We have many struggles to this day, but we do the best we can and we make it work.
I tried to return to school several times to obtain my high school diploma, and was never successful. But in 2008, I took independent courses and night classes and, finally, achieved my diploma. At my graduation, an amazing instructor at Career Link, Meridyth Taylor, stood up and hugged me after I took my diploma. She had believed in me the whole time and now I did, too.
It was my first big accomplishment and I couldn't have been happier.
In 2009, I took the Future Directions course at Mohawk College and, based on some of my scores; it told me I wasn't capable of doing many things. I kept working towards my goals and won an award for being "the most persistent student."
Around that time I heard about the Personal Support Worker (PSW) course, offered through Grand Erie Learning Alternatives, and applied. This is when I started doing some volunteer work at the John Noble Home, where I found my passion.
I met a lot of interesting people with amazing stories who needed me as much as I needed them.

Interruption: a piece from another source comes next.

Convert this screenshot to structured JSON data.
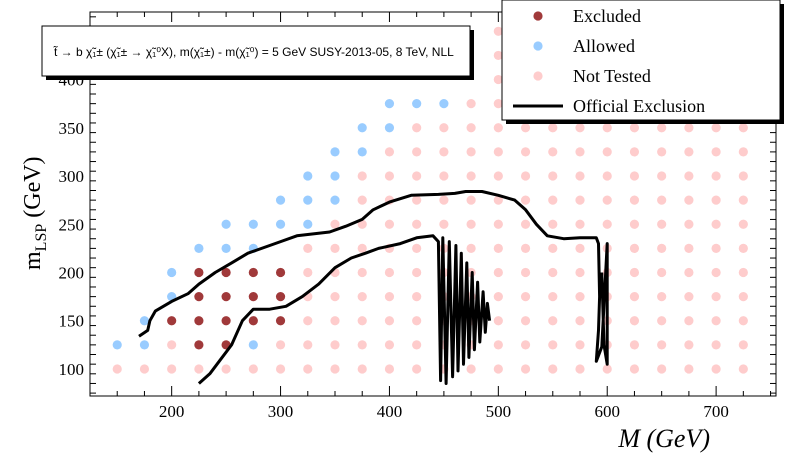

I was at the John Noble Home when the program co-ordinator called me to tell me the unfortunate news -- that she couldn't offer me a spot in the class. I was devastated. I had a reputation for starting something and giving up, so I understood. After all, she was looking for successful candidates, not someone who was going to waste everyone's time.
So I wiped my tears and continued volunteering. After all, being there brought out the best in me and made me very happy. Why would I give that up?
A couple of weeks went by and I received a follow-up call stating that she recognized my commitment and she offered me a seat in the program.
I completed my PSW course in 2010 and I was hired right out of class.
On Valentine's Day 2012, I had my second child, Landen, who I was told was going to have a cleft lip and pallet and cystic fibrosis. My heart broke a million different ways hearing this. Fortunately, he didn't have either. Later on that same year, I decided I wanted to go back to school to be a nurse. So, that meant going back to upgrade my science and math. I learned of the bridging opportunity at Conestoga College. I applied and was accepted.
Looking back eight years ago, who would have thought that I would be the person I am today? Instead of letting my mistakes hold me back and control me, I taught myself to learn from them.
I don't think the rest of my journey will be easy, and I am without a doubt certain that I will stumble now and again, but I won't give up. In my heart I believe that courage doesn't always roar. Sometimes courage is the quiet voice at the end of the day saying, "I will try again tomorrow."
To answer the question, what would I say to someone thinking about going back to school?
Don't wait until tomorrow, do it now. I promise that once you accomplish one thing, it's like an obsession, an incredible feeling that you will thrive on.
Have passion, determination and commitment and, most importantly, believe in yourself.